Hansch's citation reads, "For his many outstanding contributions to laser spectroscopy including his extraordinary measurement of the spectrum of atomic hydrogen."

Hansch received his Ph.D. from the University of Heidelberg in 1969 and came to the U.S. the following year. He joined the faculty of Stanford University in 1972, where he remained until returning to Germany in 1985. His research interests include testing basic physics laws with techniques of precise laser spectroscopy and the cooling and manipulation of atomic matter with laser light. He is a past recipient of the APS Herbert P. Broida Prize (1983).

Hansch's first major work was the development of the first useful narrowband tunable dye laser, which is still a standard tool in many laboratories worldwide 20 years later. Over the years he has invented or developed many new spectroscopic techniques using this laser, effectively ushering in the modern age of laser spectroscopy. He recently carried out the first investigations of the effects of phase on laser cooling, and has been a leader in the production and study of optical lattices.

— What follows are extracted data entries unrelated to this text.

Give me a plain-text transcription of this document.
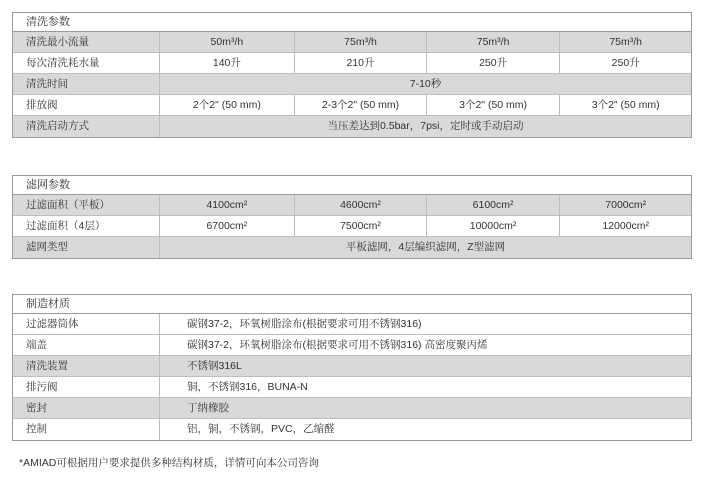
清洗参数
清洗最小流量	50m³/h	75m³/h	75m³/h	75m³/h
每次清洗耗水量	140升	210升	250升	250升
清洗时间	7-10秒
排放阀	2个2" (50 mm)	2-3个2" (50 mm)	3个2" (50 mm)	3个2" (50 mm)
清洗启动方式	当压差达到0.5bar，7psi，定时或手动启动
滤网参数
过滤面积（平板）	4100cm²	4600cm²	6100cm²	7000cm²
过滤面积（4层）	6700cm²	7500cm²	10000cm²	12000cm²
滤网类型	平板滤网，4层编织滤网，Z型滤网
制造材质
过滤器筒体	碳钢37-2，环氧树脂涂布(根据要求可用不锈钢316)
端盖	碳钢37-2，环氧树脂涂布(根据要求可用不锈钢316) 高密度聚丙烯
清洗装置	不锈钢316L
排污阀	铜，不锈钢316，BUNA-N
密封	丁纳橡胶
控制	铝，铜，不锈钢，PVC，乙缩醛
*AMIAD可根据用户要求提供多种结构材质，详情可向本公司咨询
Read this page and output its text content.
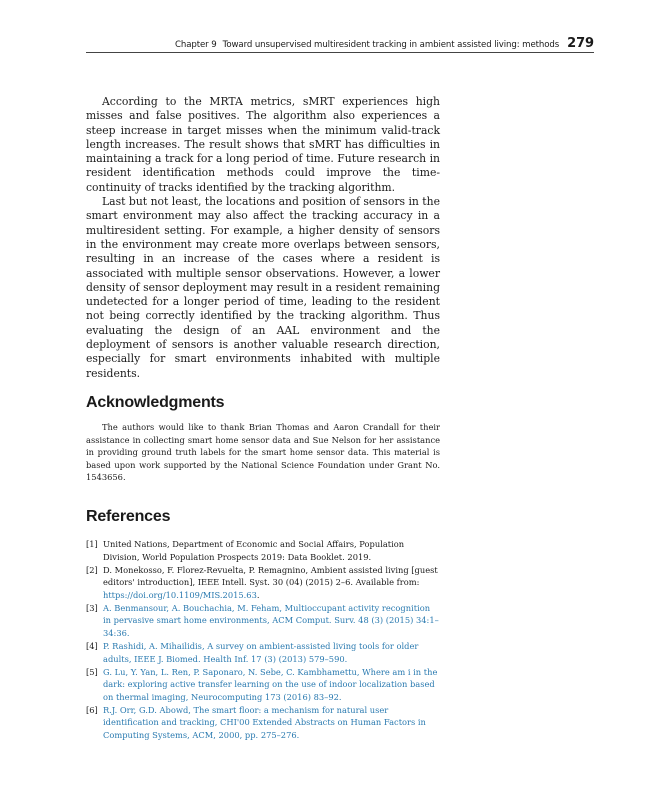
Chapter 9 Toward unsupervised multiresident tracking in ambient assisted living: methods 279

According to the MRTA metrics, sMRT experiences high misses and false positives. The algorithm also experiences a steep increase in target misses when the minimum valid-track length increases. The result shows that sMRT has difficulties in maintaining a track for a long period of time. Future research in resident identification methods could improve the time-continuity of tracks identified by the tracking algorithm.

Last but not least, the locations and position of sensors in the smart environment may also affect the tracking accuracy in a multiresident setting. For example, a higher density of sensors in the environment may create more overlaps between sensors, resulting in an increase of the cases where a resident is associated with multiple sensor observations. However, a lower density of sensor deployment may result in a resident remaining undetected for a longer period of time, leading to the resident not being correctly identified by the tracking algorithm. Thus evaluating the design of an AAL environment and the deployment of sensors is another valuable research direction, especially for smart environments inhabited with multiple residents.

Acknowledgments

The authors would like to thank Brian Thomas and Aaron Crandall for their assistance in collecting smart home sensor data and Sue Nelson for her assistance in providing ground truth labels for the smart home sensor data. This material is based upon work supported by the National Science Foundation under Grant No. 1543656.

References
[1] United Nations, Department of Economic and Social Affairs, Population Division, World Population Prospects 2019: Data Booklet. 2019.
[2] D. Monekosso, F. Florez-Revuelta, P. Remagnino, Ambient assisted living [guest editors' introduction], IEEE Intell. Syst. 30 (04) (2015) 2–6. Available from: https://doi.org/10.1109/MIS.2015.63.
[3] A. Benmansour, A. Bouchachia, M. Feham, Multioccupant activity recognition in pervasive smart home environments, ACM Comput. Surv. 48 (3) (2015) 34:1–34:36.
[4] P. Rashidi, A. Mihailidis, A survey on ambient-assisted living tools for older adults, IEEE J. Biomed. Health Inf. 17 (3) (2013) 579–590.
[5] G. Lu, Y. Yan, L. Ren, P. Saponaro, N. Sebe, C. Kambhamettu, Where am i in the dark: exploring active transfer learning on the use of indoor localization based on thermal imaging, Neurocomputing 173 (2016) 83–92.
[6] R.J. Orr, G.D. Abowd, The smart floor: a mechanism for natural user identification and tracking, CHI'00 Extended Abstracts on Human Factors in Computing Systems, ACM, 2000, pp. 275–276.
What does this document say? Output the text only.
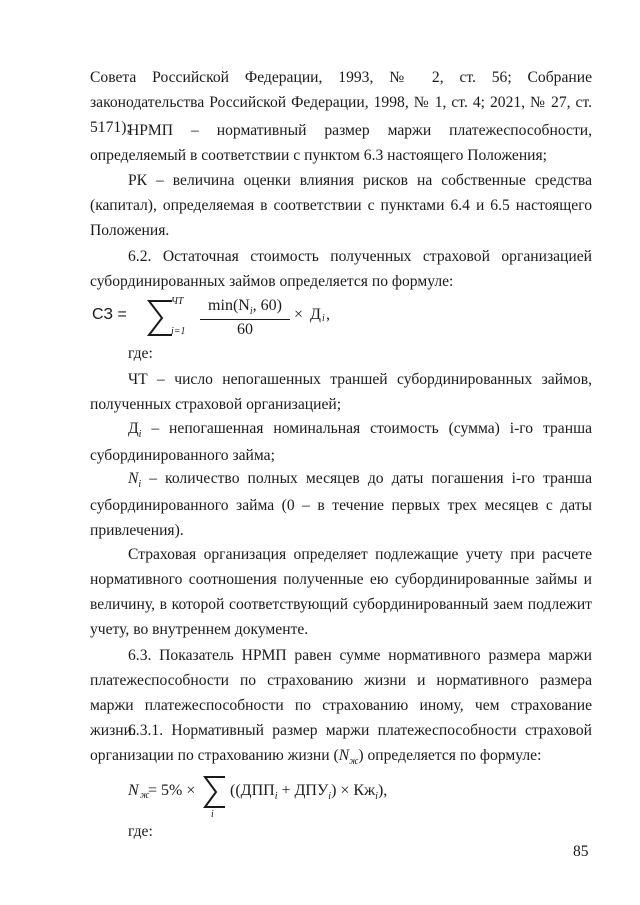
Совета Российской Федерации, 1993, № 2, ст. 56; Собрание законодательства Российской Федерации, 1998, № 1, ст. 4; 2021, № 27, ст. 5171);

НРМП – нормативный размер маржи платежеспособности, определяемый в соответствии с пунктом 6.3 настоящего Положения;

РК – величина оценки влияния рисков на собственные средства (капитал), определяемая в соответствии с пунктами 6.4 и 6.5 настоящего Положения.

6.2. Остаточная стоимость полученных страховой организацией субординированных займов определяется по формуле:

СЗ =
ЧТ
i=1
$\min(N_i$, 60)
60
× Д i ,

где:

ЧТ – число непогашенных траншей субординированных займов, полученных страховой организацией;

$Д_i$ – непогашенная номинальная стоимость (сумма) i-го транша субординированного займа;

$N_i$ – количество полных месяцев до даты погашения i-го транша субординированного займа (0 – в течение первых трех месяцев с даты привлечения).

Страховая организация определяет подлежащие учету при расчете нормативного соотношения полученные ею субординированные займы и величину, в которой соответствующий субординированный заем подлежит учету, во внутреннем документе.

6.3. Показатель НРМП равен сумме нормативного размера маржи платежеспособности по страхованию жизни и нормативного размера маржи платежеспособности по страхованию иному, чем страхование жизни.

6.3.1. Нормативный размер маржи платежеспособности страховой организации по страхованию жизни $(N_ж)$ определяется по формуле:

N ж
= 5% ×
i
$((ДПП_i + ДПУ_i) \times Кж_i)$,

где:

85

However, Hansch's most important work has undoubtedly been his dedication to the spectroscopy of the hydrogen atom over the past 20 years. His work has resulted in tremendous improvement in the resolution with which hydrogen atoms are now measured. He has measured the Rydberg constant far more accurately than any other fundamental constant is known, and his hydrogen spectra now provide among the most precise tests of QED corrections.